Busy
It’s been a busy day – and a good one. Arts and Letters Daily linked to that wonderful article by Edmund Standing on postmodernist views of gender, for a start. And I posted another terrific article, this one by Allen Esterson. And various other odds and ends – such as this takedown of Kent Hovind in Flashback. I particularly like the quoted extract from his dissertation (with proper names altered because Hovind doesn’t allow his dissertation to be quoted, which is not normal scholarly practice, but he clearly has his reasons) –
He was born in 1809 and died about 1880. He was very anti-Christian and tried to influence anyone he could not to believe in God. He was very full of godless ideas. He was a very avid agnostic, racist, and an evolutionist. He believed in a great infinite age of the universe. He was very influential in furthering the ideas of evolution, particularly in the country of England.
Is that some impressive writing or what! You’re supposed to learn to stop writing Noun Verb Object sentences over and over again when you’re about six, a year or two before it’s time to write your dissertation. And then there’s the question of what an ‘avid’ agnostic is, and what ‘great infinite’ might mean, and why he thinks readers might think England was not a country but a hat or a wheelbarrow or some other random noun. And then there’s the ‘about’ 1880, and the question of what it’s like to be ‘full’ of godless ideas, and – all that in such a short extract! Quite amazing, isn’t it. But there is much more of substance wrong with it, from what the author of the critique says.
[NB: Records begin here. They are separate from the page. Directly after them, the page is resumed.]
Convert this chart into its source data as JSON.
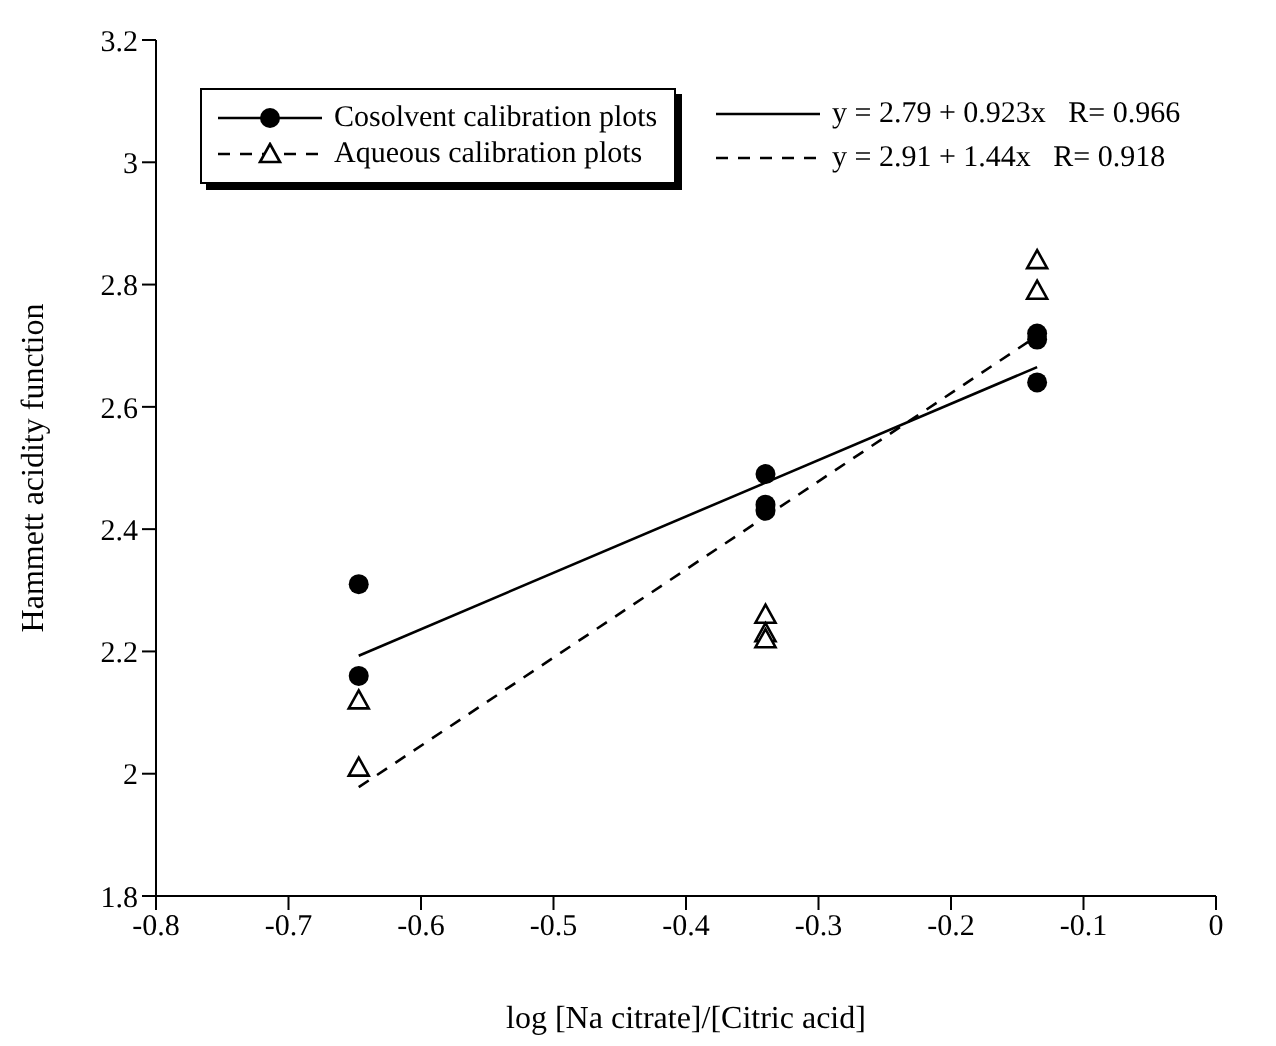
{
  "chart_data": {
    "type": "scatter",
    "xlabel": "log [Na citrate]/[Citric acid]",
    "ylabel": "Hammett acidity function",
    "xlim": [
      -0.8,
      0
    ],
    "xticks": [
      -0.8,
      -0.7,
      -0.6,
      -0.5,
      -0.4,
      -0.3,
      -0.2,
      -0.1,
      0
    ],
    "ylim": [
      1.8,
      3.2
    ],
    "yticks": [
      1.8,
      2,
      2.2,
      2.4,
      2.6,
      2.8,
      3,
      3.2
    ],
    "grid": false,
    "legend": "top left",
    "series": [
      {
        "name": "Cosolvent calibration plots",
        "marker": "circle",
        "line_style": "solid",
        "color": "#000000",
        "x": [
          -0.647,
          -0.647,
          -0.34,
          -0.34,
          -0.34,
          -0.135,
          -0.135,
          -0.135
        ],
        "values": [
          2.31,
          2.16,
          2.49,
          2.44,
          2.43,
          2.72,
          2.71,
          2.64
        ]
      },
      {
        "name": "Aqueous calibration plots",
        "marker": "triangle",
        "line_style": "dashed",
        "color": "#000000",
        "x": [
          -0.647,
          -0.647,
          -0.34,
          -0.34,
          -0.34,
          -0.135,
          -0.135
        ],
        "values": [
          2.12,
          2.01,
          2.26,
          2.23,
          2.22,
          2.84,
          2.79
        ]
      },
      {
        "name": "y = 2.79 + 0.923x   R= 0.966",
        "type": "line",
        "line_style": "solid",
        "marker": "none",
        "color": "#000000",
        "x": [
          -0.647,
          -0.135
        ],
        "values": [
          2.193,
          2.665
        ]
      },
      {
        "name": "y = 2.91 + 1.44x   R= 0.918",
        "type": "line",
        "line_style": "dashed",
        "marker": "none",
        "color": "#000000",
        "x": [
          -0.647,
          -0.135
        ],
        "values": [
          1.978,
          2.716
        ]
      }
    ]
  }
}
And there is an interesting discussion at Dispatches from the Culture Wars. I posted something at The Panda’s Thumb a few days ago, and that alerted one of the Pandas or Thumbsters, Ed Braydon, to the existence of B&W, which, inexplicably, he had hitherto been unaware of (how can such a thing be in a just universe?!). So he commented on it, which led one of his readers to have a look and ask some searching questions:
Is there some room in such a polarized debate for some Humanist intervention in science? I’m a poet & a literature professor with a life-long interest in & respect for science. I have nothing but contempt for the ideas of the creationist lobby, whether young- or old-earth. But I have also read anthropology & sociology of science, as well as Kuhn & his successors. I accept that there are loony-left versions of science that deserve nothing but scorn; still, the way that scientists sometimes respond to Humanist or lit-crit critiques of science pretty often have a tinge of the fundamentalism they decry when it comes from the right. I’m talking here about the uncontroversial (to me, anyway) notion that scientists, even at work in their labs, are embedded in a cultural & social context that influences their “objectivity.”
Ed answered, I answered, and so it went. More productive than talking about religion, I think.
Read the thread on the panda’s thumb. What exactly do you have against Crooked Timber? It’s one of my favorite blogs.
Nothing! Not a thing. It’s one of my favorites too. I just call it that for a joke – a bit of tiresome whimsy by way of varying the daily round. All too twee, as it turns out.